We hope you are all staying well and have started wonderful lists of destinations you'll visit when this all blows over.
The Hill Guys have actually been extremely busy since the March 11th announcement that the US would deny entry to any non-US folks who had visited Europe within the prior 14 days. Unfortunately, our busyness has been undoing all the trips that we’ve crafted over the last 15 months. Here is what we’ve learned over the last several weeks.
Current Travel Indicators (April 2020)
While COVID-19 uncertainty provides no solid date for when vacation travel will resume, there are some indicators. It appears most of the summer travel season is shot, but August seems to be the best case scenario at the moment for travel to open up:
We’ll have a much better perspective on the travel landscape by late May.
Advice from The Hill Guys
Notes about Cancelling Travel
Flights Cancelled by the Airline: On April 3rd the US Department of Transportation ordered airlines to provide refunds “...when the carrier cancels the passenger’s scheduled flight or makes a significant schedule change and the passenger chooses not to accept the alternative offered by the carrier.” Prior to that order, many airlines had only been offering credits and waiving change fees for non-refundable tickets in those events.
Flights Cancelled by the Customer: Most carriers are waiving change fees, but only providing future travel credit for non-refundable tickets. Each airline’s policy is different and changes frequently as the COVID-19 story progresses.
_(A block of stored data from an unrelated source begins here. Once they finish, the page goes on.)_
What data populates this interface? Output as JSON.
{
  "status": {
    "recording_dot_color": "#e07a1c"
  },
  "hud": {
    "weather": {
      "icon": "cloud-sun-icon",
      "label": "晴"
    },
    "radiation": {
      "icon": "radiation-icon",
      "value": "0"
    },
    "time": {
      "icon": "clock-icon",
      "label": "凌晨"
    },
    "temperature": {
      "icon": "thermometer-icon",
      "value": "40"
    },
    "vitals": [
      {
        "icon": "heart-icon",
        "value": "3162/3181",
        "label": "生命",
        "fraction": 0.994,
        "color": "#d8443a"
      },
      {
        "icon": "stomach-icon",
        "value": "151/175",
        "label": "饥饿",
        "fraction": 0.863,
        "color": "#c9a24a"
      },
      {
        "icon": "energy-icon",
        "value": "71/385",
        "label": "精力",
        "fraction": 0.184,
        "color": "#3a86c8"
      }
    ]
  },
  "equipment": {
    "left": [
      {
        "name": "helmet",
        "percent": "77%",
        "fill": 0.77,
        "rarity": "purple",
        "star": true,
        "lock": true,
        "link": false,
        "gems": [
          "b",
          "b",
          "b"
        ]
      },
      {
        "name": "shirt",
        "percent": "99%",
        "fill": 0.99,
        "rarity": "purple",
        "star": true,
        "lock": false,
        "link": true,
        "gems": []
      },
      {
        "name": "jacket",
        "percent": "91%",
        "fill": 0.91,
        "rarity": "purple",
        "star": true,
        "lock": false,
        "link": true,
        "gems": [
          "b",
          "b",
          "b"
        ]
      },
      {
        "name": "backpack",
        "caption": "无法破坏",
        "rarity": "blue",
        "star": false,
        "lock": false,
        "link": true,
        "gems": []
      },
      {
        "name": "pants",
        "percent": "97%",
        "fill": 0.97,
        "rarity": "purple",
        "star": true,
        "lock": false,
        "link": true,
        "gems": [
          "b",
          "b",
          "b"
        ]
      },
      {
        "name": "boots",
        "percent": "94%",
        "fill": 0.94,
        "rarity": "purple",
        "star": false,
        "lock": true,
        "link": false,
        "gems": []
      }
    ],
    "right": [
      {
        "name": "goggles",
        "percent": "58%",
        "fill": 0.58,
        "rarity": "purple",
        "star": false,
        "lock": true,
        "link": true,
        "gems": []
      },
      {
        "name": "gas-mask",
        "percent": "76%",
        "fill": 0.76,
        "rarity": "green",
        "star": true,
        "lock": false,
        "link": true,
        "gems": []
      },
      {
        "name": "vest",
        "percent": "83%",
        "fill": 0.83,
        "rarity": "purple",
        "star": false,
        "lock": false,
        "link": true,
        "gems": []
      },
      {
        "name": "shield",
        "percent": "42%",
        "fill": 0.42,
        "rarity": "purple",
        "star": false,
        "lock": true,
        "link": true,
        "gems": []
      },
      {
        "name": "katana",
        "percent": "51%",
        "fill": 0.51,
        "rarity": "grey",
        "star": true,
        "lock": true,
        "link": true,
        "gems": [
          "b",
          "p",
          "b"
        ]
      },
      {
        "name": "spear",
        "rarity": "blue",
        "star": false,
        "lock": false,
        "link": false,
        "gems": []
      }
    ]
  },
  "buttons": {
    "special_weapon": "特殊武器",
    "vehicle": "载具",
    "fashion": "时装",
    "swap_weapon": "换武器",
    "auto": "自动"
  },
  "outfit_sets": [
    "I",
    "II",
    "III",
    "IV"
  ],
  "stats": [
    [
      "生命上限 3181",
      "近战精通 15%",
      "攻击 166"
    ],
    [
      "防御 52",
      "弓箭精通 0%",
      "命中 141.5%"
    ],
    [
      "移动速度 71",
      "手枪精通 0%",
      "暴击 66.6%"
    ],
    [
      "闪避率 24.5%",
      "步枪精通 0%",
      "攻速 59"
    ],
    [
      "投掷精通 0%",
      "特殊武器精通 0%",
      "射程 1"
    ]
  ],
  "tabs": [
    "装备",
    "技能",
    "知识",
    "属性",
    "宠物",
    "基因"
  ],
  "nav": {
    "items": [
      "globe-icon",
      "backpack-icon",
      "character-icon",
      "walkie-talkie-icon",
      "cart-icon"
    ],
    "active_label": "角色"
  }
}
Check with your specific carrier for its present terms and if they will make any exception to provide a refund instead of a credit.
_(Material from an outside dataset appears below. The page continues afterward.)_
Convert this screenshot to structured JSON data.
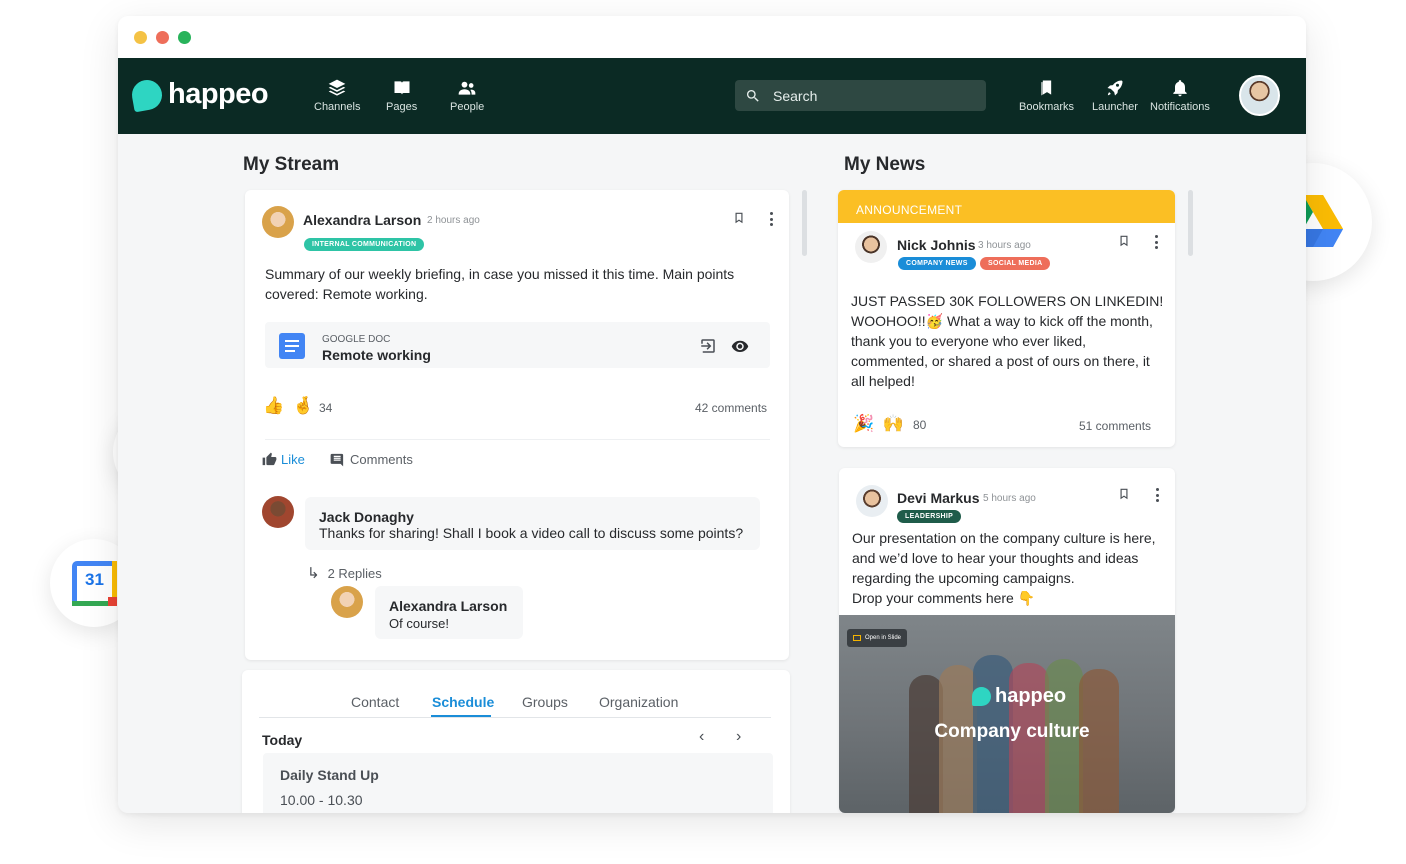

Non-Refundable Hotel Reservations: Many properties have allowed free cancellations due to COVID-19. However, when the hotel is unwilling to cancel a non-refundable booking without a penalty (after all, those terms were accepted when the booking was made), we have found that every one has allowed our customers to at least apply their funds to a future date.
Cruises: Unlike the airlines, cruise lines have been wonderful to customers and travel agents alike. They have been footing the bill for flights to get passengers home whose cruises ended abruptly Each has offered either 100% refunds or the option of future cruise credits that often times come with bonus funds or some hefty onboard credits. Most are allowing guests 24 months to book a cruise using the future cruise credit. Also, our preferred lines of Princess and Viking have also taken care of travel agents by continuing to pay commissions on all their cruises that have been cancelled. The cruise industry's generosity is amazing considering that its 2020 season has been decimated.